Sempre que há um homicídio daqueles mediáticos, uma das primeiras coisas em que penso é nos pais do homicida. Dói-me a vítima ou vítimas, claro. Mas logo de seguida os meus pensamentos vão para os pais de quem fez o acto tresloucado. Porque penso: "e se fosse eu? E se o filho fosse meu?"
Onde quero chegar é a este ponto (que por acaso foi hoje abordado numa conversa promovida pela Alexandra, da Nheko, para a qual fui convidada): será o amor pelos filhos real e verdadeiramente incondicional? Ou tem um limite? Ou pode ser abalado por coisas que eles façam e que nos mirrem o amor dentro do peito, transformando o coração, órgão vermelho-vivo, gordo, e pululante, numa espécie de passa engelhada e seca?

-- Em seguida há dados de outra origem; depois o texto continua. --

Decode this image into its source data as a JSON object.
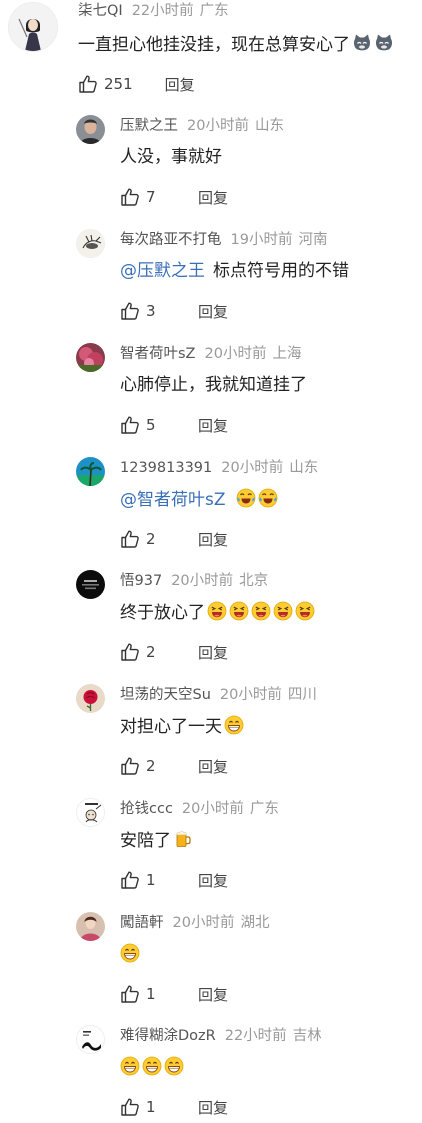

Se eu descobrir que um dos meus filhos é um agressor da pessoa com quem vive, como vai ficar o meu amor por ele? Se ele for um nacionalista, adepto do ódio racial, xenófobo, como poderei amá-lo do mesmo modo como amo hoje? Se ele dizimar uma família inteira (ou um único ser humano, ou um cão, ou gato) como poderei encontrar dentro de mim o afecto, a ternura, a imensidão do amor que tenho por ele?
Como farão os pais quando descobrem que os filhos que amam são, contra todas as expectativas, monstros?
Que sentimentos lhes crescerão dentro do peito, como ervas daninhas? Como não sentir culpa, sentir que se falhou, que se falhou tão redondamente? Como fica, pelo caminho, o amor próprio, depois de aquilo que devia ser o melhor deles se revelar, afinal, o pior?
Como conseguir a dignidade da árvore, que se mantém inteira mesmo quando um fruto apodrece?
Pergunto-me muitas vezes o mesmo.
E nunca encontro resposta.
E, na verdade, espero nunca encontrar.